We also know that children spread COVID less than they do other diseases and less than adults spread it. We also know that children rarely fall seriously from COVID. We also know that failing to educate children for a year or more will irreversible harm many of them, especially the most vulnerable.

Many people are starting to think that means closing schools is more dangerous than opening them. That’s doesn’t make us dumb or crazy, even if you weigh the risks differently.


Studies show the exact opposite. Kids in fact carry higher viral loads than adults and contribute more to community spread precisely because they are not adversely effected by the virus.





https://www.jpeds.com/action/showPdf?pii=S0022-3476%2820%2931023-4


Viral load studies do not tell you how many transmissions are likely to occur. It's expected to be correlated, but how strongly isn't clear, and depends on many other factors. But the bigger issue with the viral load studies is that they were only looking at kids that showed up at hospitals or urgent cares with severe symptoms. That would lead to a strong selection bias if, for instance, children need a higher viral load to get sick. And that's quite possible, since it is widely believed that children are much more likely to have mild symptoms than adults.

Here's the study that looked actual transmissions, where they found that children under 10 were much less likely to transmit the virus compared to adults.
https://wwwnc.cdc.gov/eid/article/26/10/20-1315_article
Anonymous
This is America where money and freedom reign. Schools could open safely if 1) the government shut down any other large gatherings in any location 2) the government propped up those families and businesses that are suffering financially. That won’t happen because the almighty dollar and people’s rights come first.
Anonymous
Anonymous wrote:This is America where money and freedom reign. Schools could open safely if 1) the government shut down any other large gatherings in any location 2) the government propped up those families and businesses that are suffering financially. That won’t happen because the almighty dollar and people’s rights come first.


Most schools are open. Just not here and even then, most private and parochial schools are open.
Anonymous
Anonymous wrote:This is America where money and freedom reign.

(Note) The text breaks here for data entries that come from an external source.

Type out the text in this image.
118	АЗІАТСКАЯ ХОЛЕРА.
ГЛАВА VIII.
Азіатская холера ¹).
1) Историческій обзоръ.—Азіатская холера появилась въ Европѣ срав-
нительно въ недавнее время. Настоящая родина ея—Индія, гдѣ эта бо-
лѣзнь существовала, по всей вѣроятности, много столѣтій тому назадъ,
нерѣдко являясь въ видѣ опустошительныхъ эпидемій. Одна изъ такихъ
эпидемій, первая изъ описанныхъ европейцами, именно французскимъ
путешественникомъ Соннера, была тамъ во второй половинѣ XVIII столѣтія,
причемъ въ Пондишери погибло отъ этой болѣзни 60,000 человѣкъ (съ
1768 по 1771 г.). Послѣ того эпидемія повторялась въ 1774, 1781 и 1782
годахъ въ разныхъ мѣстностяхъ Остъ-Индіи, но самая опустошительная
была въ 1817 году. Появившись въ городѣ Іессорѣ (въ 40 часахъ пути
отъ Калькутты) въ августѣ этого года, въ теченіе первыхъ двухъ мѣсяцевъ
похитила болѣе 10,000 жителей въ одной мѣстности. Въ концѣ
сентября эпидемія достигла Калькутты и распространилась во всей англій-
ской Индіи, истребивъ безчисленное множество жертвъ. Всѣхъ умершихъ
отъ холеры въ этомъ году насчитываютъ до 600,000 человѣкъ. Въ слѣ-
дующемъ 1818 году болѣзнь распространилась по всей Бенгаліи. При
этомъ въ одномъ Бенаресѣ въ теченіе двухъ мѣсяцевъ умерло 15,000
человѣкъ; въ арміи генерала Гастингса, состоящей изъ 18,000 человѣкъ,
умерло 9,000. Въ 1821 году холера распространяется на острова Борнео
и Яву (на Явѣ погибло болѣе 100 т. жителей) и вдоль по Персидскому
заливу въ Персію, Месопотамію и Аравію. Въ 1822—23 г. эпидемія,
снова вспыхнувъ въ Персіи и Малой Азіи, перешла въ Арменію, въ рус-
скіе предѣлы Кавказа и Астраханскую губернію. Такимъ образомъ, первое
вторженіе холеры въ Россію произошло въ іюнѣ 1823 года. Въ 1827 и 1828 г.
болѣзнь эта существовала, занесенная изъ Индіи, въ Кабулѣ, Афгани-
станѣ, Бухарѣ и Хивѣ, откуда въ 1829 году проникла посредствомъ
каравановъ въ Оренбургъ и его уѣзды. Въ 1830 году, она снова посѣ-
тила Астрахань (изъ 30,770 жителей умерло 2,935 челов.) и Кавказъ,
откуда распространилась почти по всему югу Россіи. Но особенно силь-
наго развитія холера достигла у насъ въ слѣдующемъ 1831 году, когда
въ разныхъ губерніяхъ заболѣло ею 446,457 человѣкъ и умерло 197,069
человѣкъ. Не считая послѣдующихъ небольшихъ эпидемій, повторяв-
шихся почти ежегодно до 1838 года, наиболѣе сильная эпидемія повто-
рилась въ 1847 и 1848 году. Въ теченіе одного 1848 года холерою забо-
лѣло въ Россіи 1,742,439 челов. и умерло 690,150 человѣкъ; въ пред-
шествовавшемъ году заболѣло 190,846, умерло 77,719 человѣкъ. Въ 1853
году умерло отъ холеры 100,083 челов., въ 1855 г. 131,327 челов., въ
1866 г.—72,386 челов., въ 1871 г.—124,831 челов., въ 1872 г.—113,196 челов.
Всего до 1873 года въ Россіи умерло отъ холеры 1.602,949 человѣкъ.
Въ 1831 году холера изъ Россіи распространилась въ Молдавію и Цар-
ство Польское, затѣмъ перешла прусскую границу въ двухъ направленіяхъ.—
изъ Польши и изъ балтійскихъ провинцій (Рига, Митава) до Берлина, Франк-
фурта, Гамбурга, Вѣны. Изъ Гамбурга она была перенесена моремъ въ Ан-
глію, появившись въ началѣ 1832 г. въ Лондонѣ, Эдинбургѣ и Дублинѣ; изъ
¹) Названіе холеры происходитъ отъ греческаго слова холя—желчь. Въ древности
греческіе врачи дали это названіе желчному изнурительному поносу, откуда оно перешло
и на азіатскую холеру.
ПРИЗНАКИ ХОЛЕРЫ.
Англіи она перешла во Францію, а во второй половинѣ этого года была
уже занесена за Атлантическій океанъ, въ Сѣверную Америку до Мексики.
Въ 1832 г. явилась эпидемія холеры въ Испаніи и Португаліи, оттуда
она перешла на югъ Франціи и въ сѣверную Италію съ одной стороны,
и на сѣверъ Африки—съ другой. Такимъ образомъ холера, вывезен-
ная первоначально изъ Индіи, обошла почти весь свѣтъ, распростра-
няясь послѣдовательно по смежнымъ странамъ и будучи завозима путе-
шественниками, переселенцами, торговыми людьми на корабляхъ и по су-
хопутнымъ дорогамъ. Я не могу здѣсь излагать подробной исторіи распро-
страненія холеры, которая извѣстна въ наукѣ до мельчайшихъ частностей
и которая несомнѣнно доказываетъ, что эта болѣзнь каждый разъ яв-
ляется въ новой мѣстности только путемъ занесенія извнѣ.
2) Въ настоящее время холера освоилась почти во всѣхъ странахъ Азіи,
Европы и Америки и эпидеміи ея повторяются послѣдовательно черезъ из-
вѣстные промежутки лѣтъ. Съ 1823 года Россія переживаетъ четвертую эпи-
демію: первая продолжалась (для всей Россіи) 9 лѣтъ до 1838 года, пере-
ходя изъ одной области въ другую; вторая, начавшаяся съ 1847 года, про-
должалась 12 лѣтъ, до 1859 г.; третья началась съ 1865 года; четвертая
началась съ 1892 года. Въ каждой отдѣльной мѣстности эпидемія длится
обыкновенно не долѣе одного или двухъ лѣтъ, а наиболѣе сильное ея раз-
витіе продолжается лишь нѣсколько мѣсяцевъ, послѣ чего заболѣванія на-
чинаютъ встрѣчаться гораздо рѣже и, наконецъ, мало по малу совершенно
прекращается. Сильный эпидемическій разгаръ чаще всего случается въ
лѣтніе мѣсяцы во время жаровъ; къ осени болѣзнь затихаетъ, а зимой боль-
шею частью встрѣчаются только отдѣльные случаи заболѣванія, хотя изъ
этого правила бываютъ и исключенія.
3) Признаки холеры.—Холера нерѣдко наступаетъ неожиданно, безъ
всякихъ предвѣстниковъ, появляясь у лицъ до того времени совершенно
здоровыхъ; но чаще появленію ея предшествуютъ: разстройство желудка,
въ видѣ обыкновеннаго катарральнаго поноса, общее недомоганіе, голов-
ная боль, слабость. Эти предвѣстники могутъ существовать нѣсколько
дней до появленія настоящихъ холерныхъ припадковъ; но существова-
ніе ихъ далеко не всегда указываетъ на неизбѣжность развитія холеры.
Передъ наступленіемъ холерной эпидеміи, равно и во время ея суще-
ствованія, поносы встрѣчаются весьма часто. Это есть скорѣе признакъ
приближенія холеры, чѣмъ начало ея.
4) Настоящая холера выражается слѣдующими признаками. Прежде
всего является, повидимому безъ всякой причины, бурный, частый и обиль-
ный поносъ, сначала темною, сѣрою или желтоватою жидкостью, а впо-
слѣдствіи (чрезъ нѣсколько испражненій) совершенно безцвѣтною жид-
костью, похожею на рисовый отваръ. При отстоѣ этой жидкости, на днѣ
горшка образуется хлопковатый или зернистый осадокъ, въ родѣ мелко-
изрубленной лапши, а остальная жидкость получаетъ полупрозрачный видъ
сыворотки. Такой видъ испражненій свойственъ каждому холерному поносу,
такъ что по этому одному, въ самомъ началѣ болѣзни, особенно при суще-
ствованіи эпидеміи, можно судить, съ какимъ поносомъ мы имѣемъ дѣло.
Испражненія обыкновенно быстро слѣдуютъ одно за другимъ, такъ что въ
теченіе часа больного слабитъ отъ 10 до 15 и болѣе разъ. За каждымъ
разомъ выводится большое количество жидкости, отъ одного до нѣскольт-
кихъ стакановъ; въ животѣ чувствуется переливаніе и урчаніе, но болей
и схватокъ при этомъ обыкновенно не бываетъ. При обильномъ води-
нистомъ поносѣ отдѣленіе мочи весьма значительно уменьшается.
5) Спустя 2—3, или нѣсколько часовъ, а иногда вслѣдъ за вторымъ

Schools could open safely if 1) the government shut down any other large gatherings in any location 2) the government propped up those families and businesses that are suffering financially. That won’t happen because the almighty dollar and people’s rights come first.


Governor Northam told schools to open this summer. Capitalism is not the problem, nor are restaurants. Not now.
Anonymous
Anonymous wrote:
Anonymous wrote:This is America where money and freedom reign. Schools could open safely if 1) the government shut down any other large gatherings in any location 2) the government propped up those families and businesses that are suffering financially. That won’t happen because the almighty dollar and people’s rights come first.


Most schools are open. Just not here and even then, most private and parochial schools are open.


Of course they are. They would lose students and money if they weren’t. Money, money, money.